5. Lack of leadership. This is the key issue. The folks in NCEP, NWS, and NOAA leadership have been willing to accept third-class status, providing lots of excuses, but not making the fundamental changes in organization and priority that could deal with the problem. Lack of resources for NWP is another issue…but that is a decision made by NOAA/NWS/Dept of Commerce leadership.
I should stress that I am not alone in saying these things. A blue-ribbon panel did a review of NCEP in 2009 and came to similar conclusions (found here). And these issues are frequently noted at conferences, workshops, and meetings.
Cliff Mass is spot on. I and other members of the meteorological community have lived with this ridiculous situation for decades. Here are some insights from my personal experiences.
My company CFAN purchases the ECMWF data set, at an annual cost of 168,000 Euros. That cost is a very big fraction of our annual income, but it is so much better than NCEP’s forecasts that we don’t waste much effort using the NCEP products. In fairness, their latest version of the Climate Forecast System (CFS) is significantly improved relative to the previous version, and the forthcoming new version of the GFS (15 day) is supposed to be a significant improvement. But ECMWF and the other models are also making ongoing improvements that will continue to keep them well ahead of NCEP.
I have worked on many field observation projects and process modeling projects that have as an objective to improve the treatments of these processes in weather and climate models. Even for U.S. based projects, ECMWF provides active participation in these projects, sending employees to meetings, etc. Whereas no one from NCEP is anywhere to be seen. Over the past several decades I have visited ECMWF about a dozen times. I have visited NCEP once, to tell them about our revolutionary new hurricane forecasting methods based on ECMWF. Their response was to tell us about their big plans for the future, which we were already pretty much doing in 2007.
One of the key ingredients to the success of ECMWF is the integration of research with development of the operational forecast model. The original idea for NCEP was that the Geophysical Fluid Dynamics Laboratory at Princeton was to be the research arm of NCEP (well it wasn’t called NCEP in the old days). But this never worked, and GFDL evolved more in the direction of ocean modeling and climate modeling, and has next to nothing to do with NCEP.

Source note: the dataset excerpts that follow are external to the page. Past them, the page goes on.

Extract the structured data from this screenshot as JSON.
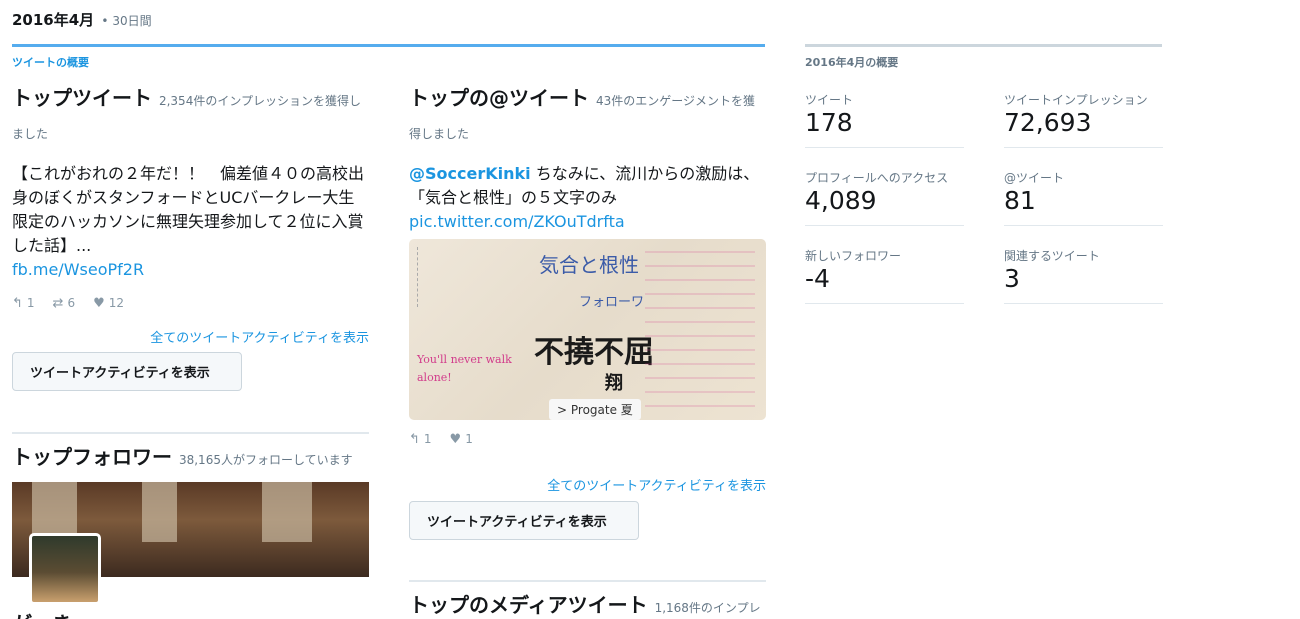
{
  "header": {
    "period": "2016年4月",
    "duration": "• 30日間"
  },
  "tweets_overview": {
    "label": "ツイートの概要",
    "top_tweet": {
      "title": "トップツイート",
      "meta": "2,354件のインプレッションを獲得しました",
      "text": "【これがおれの２年だ！！　偏差値４０の高校出身のぼくがスタンフォードとUCバークレー大生限定のハッカソンに無理矢理参加して２位に入賞した話】...",
      "link": "fb.me/WseoPf2R",
      "reply_count": "1",
      "retweet_count": "6",
      "like_count": "12",
      "view_all": "全てのツイートアクティビティを表示",
      "button": "ツイートアクティビティを表示"
    },
    "top_mention": {
      "title": "トップの@ツイート",
      "meta": "43件のエンゲージメントを獲得しました",
      "mention": "@SoccerKinki",
      "text": " ちなみに、流川からの激励は、「気合と根性」の５文字のみ",
      "link": "pic.twitter.com/ZKOuTdrfta",
      "reply_count": "1",
      "like_count": "1",
      "view_all": "全てのツイートアクティビティを表示",
      "button": "ツイートアクティビティを表示"
    },
    "top_follower": {
      "title": "トップフォロワー",
      "meta": "38,165人がフォローしています",
      "name_partial": "がっき"
    },
    "top_media": {
      "title": "トップのメディアツイート",
      "meta": "1,168件のインプレ"
    }
  },
  "photo": {
    "big_text": "不撓不屈",
    "sub_text": "翔",
    "hand1": "気合と根性",
    "hand2": "フォローワ",
    "hand3": "You'll never walk alone!",
    "sign": "> Progate 夏"
  },
  "summary": {
    "label": "2016年4月の概要",
    "stats": [
      {
        "label": "ツイート",
        "value": "178"
      },
      {
        "label": "ツイートインプレッション",
        "value": "72,693"
      },
      {
        "label": "プロフィールへのアクセス",
        "value": "4,089"
      },
      {
        "label": "@ツイート",
        "value": "81"
      },
      {
        "label": "新しいフォロワー",
        "value": "-4"
      },
      {
        "label": "関連するツイート",
        "value": "3"
      }
    ]
  },
  "colors": {
    "accent": "#1b95e0",
    "top_bar": "#55acee",
    "muted": "#657786"
  },
  "icons": [
    "reply-icon",
    "retweet-icon",
    "like-icon"
  ]
}
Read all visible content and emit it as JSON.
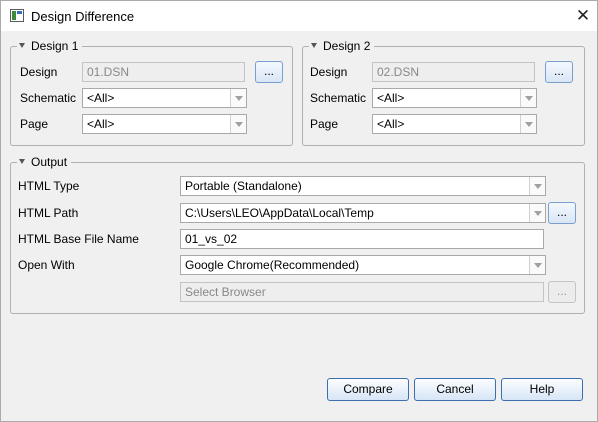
{
  "window": {
    "title": "Design Difference",
    "close_glyph": "✕"
  },
  "design1": {
    "legend": "Design 1",
    "design_label": "Design",
    "design_value": "01.DSN",
    "browse_label": "...",
    "schematic_label": "Schematic",
    "schematic_value": "<All>",
    "page_label": "Page",
    "page_value": "<All>"
  },
  "design2": {
    "legend": "Design 2",
    "design_label": "Design",
    "design_value": "02.DSN",
    "browse_label": "...",
    "schematic_label": "Schematic",
    "schematic_value": "<All>",
    "page_label": "Page",
    "page_value": "<All>"
  },
  "output": {
    "legend": "Output",
    "html_type_label": "HTML Type",
    "html_type_value": "Portable (Standalone)",
    "html_path_label": "HTML Path",
    "html_path_value": "C:\\Users\\LEO\\AppData\\Local\\Temp",
    "html_path_browse": "...",
    "base_name_label": "HTML Base File Name",
    "base_name_value": "01_vs_02",
    "open_with_label": "Open With",
    "open_with_value": "Google Chrome(Recommended)",
    "select_browser_placeholder": "Select Browser",
    "select_browser_browse": "..."
  },
  "buttons": {
    "compare": "Compare",
    "cancel": "Cancel",
    "help": "Help"
  }
}
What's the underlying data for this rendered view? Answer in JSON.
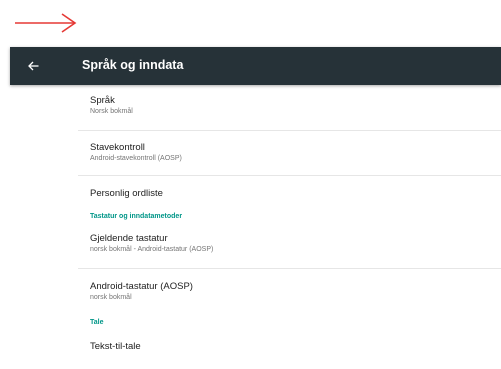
{
  "appbar": {
    "title": "Språk og inndata",
    "back_icon": "arrow-back-icon",
    "background": "#263238"
  },
  "annotation": {
    "icon": "red-arrow-right-icon",
    "color": "#e53935"
  },
  "accent_color": "#009688",
  "items": [
    {
      "title": "Språk",
      "summary": "Norsk bokmål"
    },
    {
      "title": "Stavekontroll",
      "summary": "Android-stavekontroll (AOSP)"
    },
    {
      "title": "Personlig ordliste"
    }
  ],
  "keyboard_section": {
    "header": "Tastatur og inndatametoder",
    "items": [
      {
        "title": "Gjeldende tastatur",
        "summary": "norsk bokmål - Android-tastatur (AOSP)"
      },
      {
        "title": "Android-tastatur (AOSP)",
        "summary": "norsk bokmål"
      }
    ]
  },
  "speech_section": {
    "header": "Tale",
    "items": [
      {
        "title": "Tekst-til-tale"
      }
    ]
  }
}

Even if NCEP had more funds and a better research arm, I still don’t think there would be much of an improvement, since NCEP has as an allergy to anything ‘not invented here.’ And there is a fundamental problem with the priorities at NOAA, IMO.
I have a vague recollection that in the 1990’s there were some congressional hearings about NCEP falling behind the Europeans, and the conclusions were that NCEP was ‘good enough’, that we didn’t really need the cadillac of weather forecasting centers. The other government agencies that relied on NCEP forecasts (e.g. transportation, agriculture, defense, etc). thought the forecasts were just fine. But the economic applications of good weather and seasonal climate forecasts are rapidly growing and possibly boundless.
NOAA’s priorities have clearly been on the development of coupled climate models for the greenhouse warming problem, and not on weather and seasonal climate forecast models. This climate modeling priority for GFDL (which really has outstanding capabilities) has sapped the resources that could have been used for the development of better weather and seasonal climate forecast models, which have a far greater socioeconomic value than do century scale climate prediction models.